If all addresses have been successfully geocoded, the next step is to check the geocoding and write the results to a new EXCEL file. 


In [None]:
# view geocoded data
display(addresses_df)

# write geocoded places to new file
addresses_df.to_excel("Addresses_AP3ALLCLASSES_Geocoded_withID.xlsx")
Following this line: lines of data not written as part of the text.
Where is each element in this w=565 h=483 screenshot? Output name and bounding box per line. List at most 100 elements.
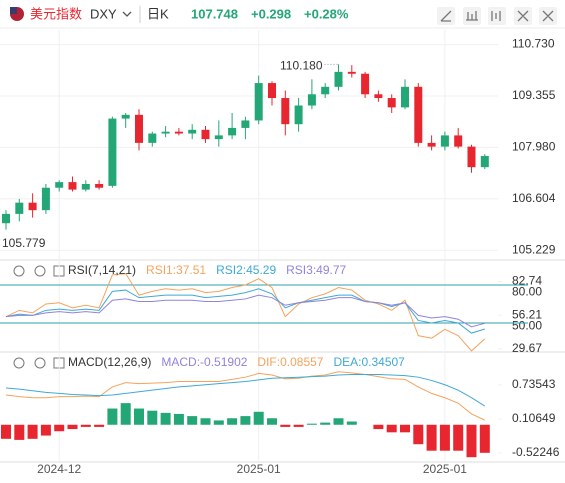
histogram-bar: [94, 424, 105, 427]
candle-body: [281, 98, 290, 125]
candle-body: [161, 131, 170, 134]
histogram-bar: [453, 424, 464, 451]
candle-body: [294, 105, 303, 125]
candle-body: [15, 202, 24, 214]
legend-entry: DIF:0.08557: [257, 355, 323, 369]
histogram-bar: [120, 403, 131, 425]
legend-entry: MACD:-0.51902: [161, 355, 247, 369]
y-tick-label: -0.52246: [512, 445, 560, 459]
histogram-bar: [346, 421, 357, 425]
indicator-title: MACD(12,26,9): [68, 355, 151, 369]
candle-body: [334, 71, 343, 87]
rsi-icons[interactable]: [13, 265, 65, 277]
y-tick-label: 105.229: [512, 242, 556, 256]
histogram-bar: [413, 424, 424, 445]
candle-body: [41, 187, 50, 211]
legend-entry: DEA:0.34507: [333, 355, 405, 369]
histogram-bar: [227, 418, 238, 425]
histogram-bar: [107, 408, 118, 425]
symbol[interactable]: DXY: [90, 6, 117, 21]
change-pct: +0.28%: [304, 6, 349, 21]
y-tick-label: 0.73543: [512, 377, 556, 391]
eye-icon[interactable]: [13, 265, 25, 277]
line-series: [5, 371, 486, 421]
histogram-bar: [240, 416, 251, 425]
y-tick-label: 50.00: [512, 318, 542, 332]
candle-body: [374, 94, 383, 99]
y-tick-label: 80.00: [512, 285, 542, 299]
y-tick-label: 56.21: [512, 307, 542, 321]
settings-icon[interactable]: [34, 357, 46, 369]
y-tick-label: 0.10649: [512, 411, 556, 425]
candle-body: [108, 118, 117, 186]
eye-icon[interactable]: [13, 357, 25, 369]
histogram-bar: [293, 424, 304, 427]
histogram-bar: [147, 410, 158, 425]
histogram-bar: [80, 424, 91, 427]
candle-body: [148, 133, 157, 143]
histogram-bar: [14, 424, 25, 440]
candle-body: [440, 135, 449, 147]
x-tick-label: 2025-01: [237, 462, 281, 476]
histogram-bar: [320, 422, 331, 425]
histogram-bar: [173, 413, 184, 425]
candle-body: [214, 135, 223, 140]
y-tick-label: 110.730: [512, 37, 555, 51]
histogram-bar: [1, 424, 11, 439]
candle-body: [28, 202, 37, 211]
histogram-bar: [400, 424, 410, 433]
candle-body: [201, 129, 210, 140]
dropdown-arrow[interactable]: [122, 11, 132, 17]
histogram-bar: [479, 424, 490, 453]
compare-button[interactable]: [488, 7, 506, 25]
candle-body: [121, 114, 130, 119]
candle-body: [55, 182, 64, 188]
flag-canton: [10, 7, 17, 14]
candle-body: [241, 120, 250, 128]
legend-entry: RSI1:37.51: [146, 263, 206, 277]
line-series: [5, 273, 486, 352]
candle-body: [427, 142, 436, 147]
candle-body: [454, 135, 463, 147]
candle-body: [95, 183, 104, 188]
indicator-title: RSI(7,14,21): [68, 263, 136, 277]
histogram-bar: [439, 424, 450, 451]
histogram-bar: [200, 418, 211, 425]
toolbar: 美元指数 DXY 日K 107.748 +0.298 +0.28%: [10, 6, 557, 25]
y-tick-label: 106.604: [512, 191, 556, 205]
histogram-bar: [187, 416, 198, 425]
settings-icon[interactable]: [34, 265, 46, 277]
candle-body: [361, 73, 370, 95]
histogram-bar: [67, 424, 78, 430]
candle-body: [81, 183, 90, 190]
candle-body: [2, 213, 10, 224]
histogram-bar: [160, 412, 171, 425]
tool-buttons[interactable]: [437, 7, 557, 25]
candle-body: [228, 127, 237, 136]
macd-icons[interactable]: [13, 357, 65, 369]
candle-body: [480, 156, 489, 168]
line-series: [5, 294, 485, 328]
histogram-bar: [306, 423, 317, 425]
histogram-bar: [134, 408, 144, 425]
histogram-bar: [280, 424, 291, 427]
tool-icons: [440, 10, 554, 22]
candle-body: [414, 86, 423, 143]
x-tick-label: 2024-12: [37, 462, 81, 476]
y-tick-label: 109.355: [512, 88, 556, 102]
legend-entry: RSI2:45.29: [216, 263, 276, 277]
price: 107.748: [191, 6, 238, 21]
histogram-bar: [373, 424, 384, 430]
high-label: 110.180: [280, 59, 323, 73]
histogram-bar: [27, 424, 38, 439]
histogram-bar: [213, 420, 224, 425]
histogram-bar: [253, 411, 264, 425]
histogram-bar: [386, 424, 397, 433]
candle-body: [254, 83, 263, 121]
candle-body: [307, 94, 316, 106]
y-tick-label: 107.980: [512, 140, 556, 154]
histogram-bar: [333, 418, 344, 425]
period[interactable]: 日K: [147, 6, 169, 21]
Now we can plot the geocoded data to a 2-dimensional, static map. As this map is a world-map, the individual places will only be visible as small coloured dots.

In [None]:
## plot geocoded data

# read file with geocoded data
places = 'Addresses_AP3NEW_Geocoded_withID.xlsx'
data = pd.read_excel(places)

# set the size of the map
fig = plt.figure(figsize=(15,10))

# create the map - set latitude and longitude
m = Basemap(projection = 'mill', llcrnrlat = -90, urcrnrlat = 90, llcrnrlon = -180, urcrnrlon = 180, resolution = 'c')

# draw the coastline
m.drawcoastlines()
m.drawcountries(color='gray') # OPTIONAL: define color for modern country borders
m.drawstates(color='gray') # OPTIONAL: define color for borders of modern US federal states

# write variables for latitude and longitude to list
lat = data['latitudes'].tolist()
lon = data['longitudes'].tolist()

# plot the map
m.scatter(lon, lat, latlon = True, s = 10, c = 'orange', marker = 'o', alpha = 1)

plt.show()

Congratulations, you have just plotted a new map! You can save the image by rightclicking with your mouse and downloading it to your local drive.